In its place, I decided to have my own show: Last Words and the Blues. Blues Chapel, an earlier installation, will fill the main gallery. It will have just returned from two months in the Greater Denton Gallery of Art in Denton, Texas. Blues Chapel transforms a space into a sacred setting focusing on twenty-four early female Blues singers....complete with church pews, triptychs, an altar, and plenty of fiber art. Since I've already "built the church", I'm now at work on the adjoining "cemetery". My vision includes the Grave Rubbing Quilt series coupled with a hanging installation of collected epitaphs free motion embroidered on the sheerest chiffon. These will be in the 80808 Gallery atrium.
I can hardly wait to see the art quilts together, creating the peaceful, serene environment that I feel when collecting the rubbings and stitching each work.

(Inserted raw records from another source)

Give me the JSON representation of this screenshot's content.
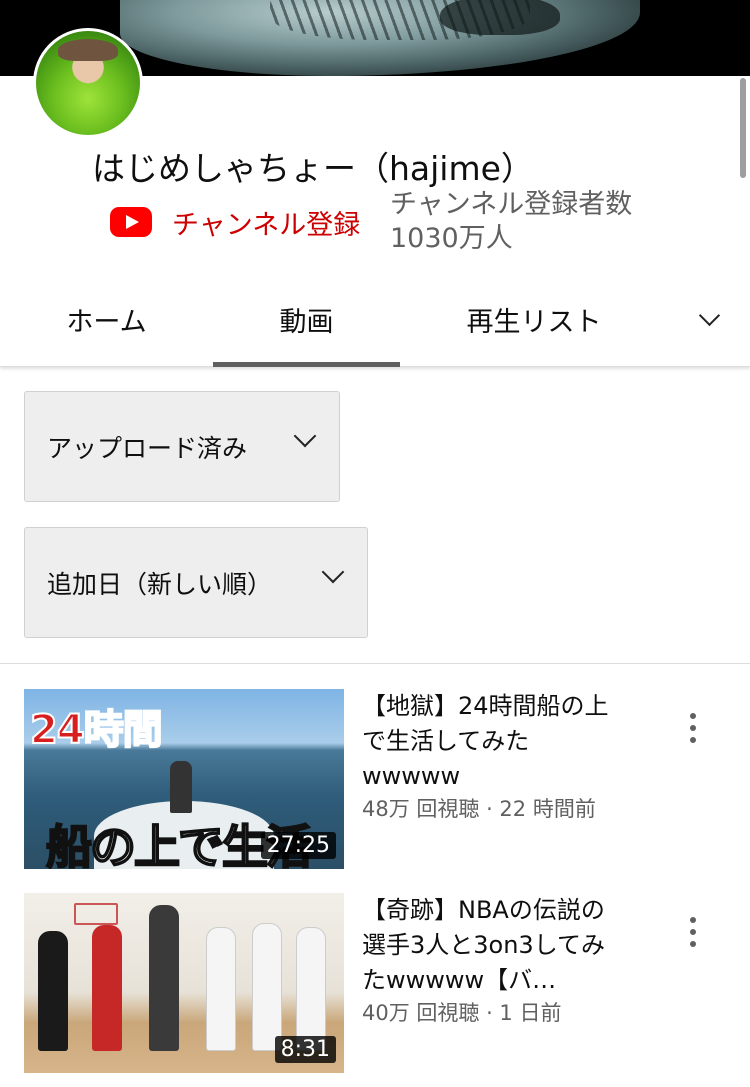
{
  "channel": {
    "name": "はじめしゃちょー（hajime）",
    "subscribe_label": "チャンネル登録",
    "subscriber_count_label": "チャンネル登録者数",
    "subscriber_count": "1030万人"
  },
  "tabs": [
    {
      "label": "ホーム",
      "selected": false
    },
    {
      "label": "動画",
      "selected": true
    },
    {
      "label": "再生リスト",
      "selected": false
    }
  ],
  "filters": {
    "type": "アップロード済み",
    "sort": "追加日（新しい順）"
  },
  "videos": [
    {
      "title": "【地獄】24時間船の上で生活してみたwwwww",
      "meta": "48万 回視聴 · 22 時間前",
      "duration": "27:25",
      "thumb_text_top": "24時間",
      "thumb_text_bottom": "船の上で生活"
    },
    {
      "title": "【奇跡】NBAの伝説の選手3人と3on3してみたwwwww【バ…",
      "meta": "40万 回視聴 · 1 日前",
      "duration": "8:31"
    }
  ],
  "colors": {
    "subscribe_red": "#cc0000",
    "youtube_red": "#ff0000",
    "secondary_text": "#606060"
  },
  "icons": {
    "subscribe": "youtube-logo-icon",
    "tab_overflow": "chevron-down-icon",
    "dropdown": "chevron-down-icon",
    "video_menu": "more-vert-icon"
  }
}
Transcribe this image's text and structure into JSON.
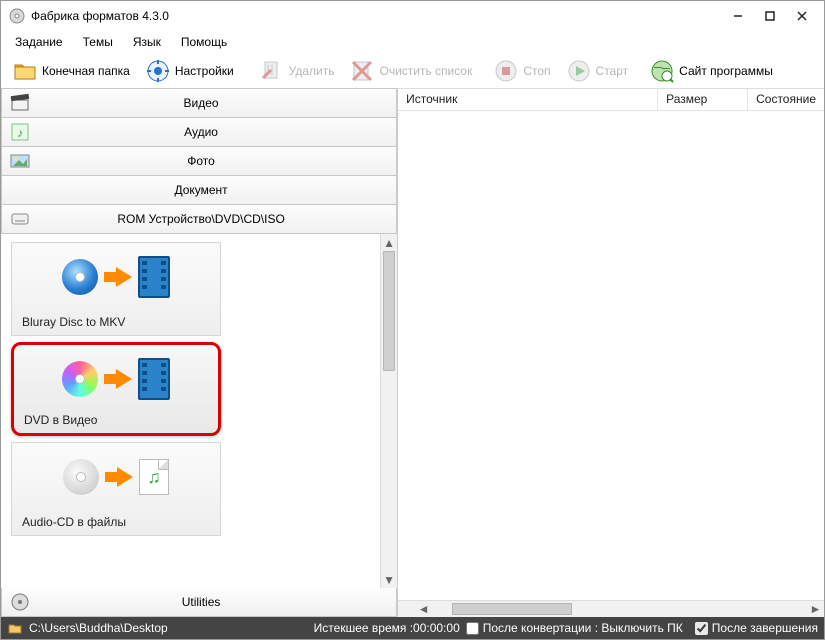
{
  "title": "Фабрика форматов 4.3.0",
  "menu": {
    "tasks": "Задание",
    "themes": "Темы",
    "lang": "Язык",
    "help": "Помощь"
  },
  "toolbar": {
    "outfolder": "Конечная папка",
    "settings": "Настройки",
    "delete": "Удалить",
    "clear": "Очистить список",
    "stop": "Стоп",
    "start": "Старт",
    "site": "Сайт программы"
  },
  "categories": {
    "video": "Видео",
    "audio": "Аудио",
    "photo": "Фото",
    "document": "Документ",
    "rom": "ROM Устройство\\DVD\\CD\\ISO",
    "utilities": "Utilities"
  },
  "tiles": {
    "bluray": "Bluray Disc to MKV",
    "dvd": "DVD в Видео",
    "audiocd": "Audio-CD в файлы"
  },
  "columns": {
    "source": "Источник",
    "size": "Размер",
    "state": "Состояние"
  },
  "status": {
    "path": "C:\\Users\\Buddha\\Desktop",
    "elapsed_label": "Истекшее время : ",
    "elapsed_value": "00:00:00",
    "after_conv_label": "После конвертации : Выключить ПК",
    "after_done_label": "После завершения"
  }
}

[Lenz's photo by Brett Flashnick, freelance photojournalist. Photo taken at Cyber Fyber.]


Anonymous said...

Totally fascinating! Back in the 70's I spent much time observing and reading gravestones. A particular book sparked my interest, "A Small Book of Grave Humour." I believe by Spiegl

Thanks for your article. I really enjoyed it!

Lisa Chin said...

Very interesting! My Mom and I have always been facinated with cemeteries and will stop to look whenever we can, especially old cemeteries. I just finished a cemetery quilt but didn't do a rubbing, it's from a photo I took.

Linda Laird said...

Dear Susan,

What amazing work! Thought-filled and beautiful. I've never felt gravestones to be morbid; they seem more like a library of life stories.

Keep up the good work!

Linda Laird

lindacreates said...

I enjoyed your article immensely. I was honored to meet Susan while visiting North Carolina in April. I was able to handle these beautiful art quilts. The pictures are wonderful, yet the experience of touching them was incredible. Susan's enthusiasm for her work is contagious. She amazes and inspires me! I was able to view her art at Rocky Mount's Imperial Center and it was a joy to share that with her. I am so pleased to know so many others are able to view her art quilts.

Anonymous said...

Hi Susan, I keep finding things about you as I read quilting stuff. You ought to send info about the cemetary series to our SRU cemetary expert, Tom Hannon. He would be very interested.

Rhoda Taylor

Lonnie Cruse said...

I love walking through old cemeteries because you can *see* the family story by the headstones. I've even done rubbings on paper but never thought about quilt blocks. Interesting idea! Thanks.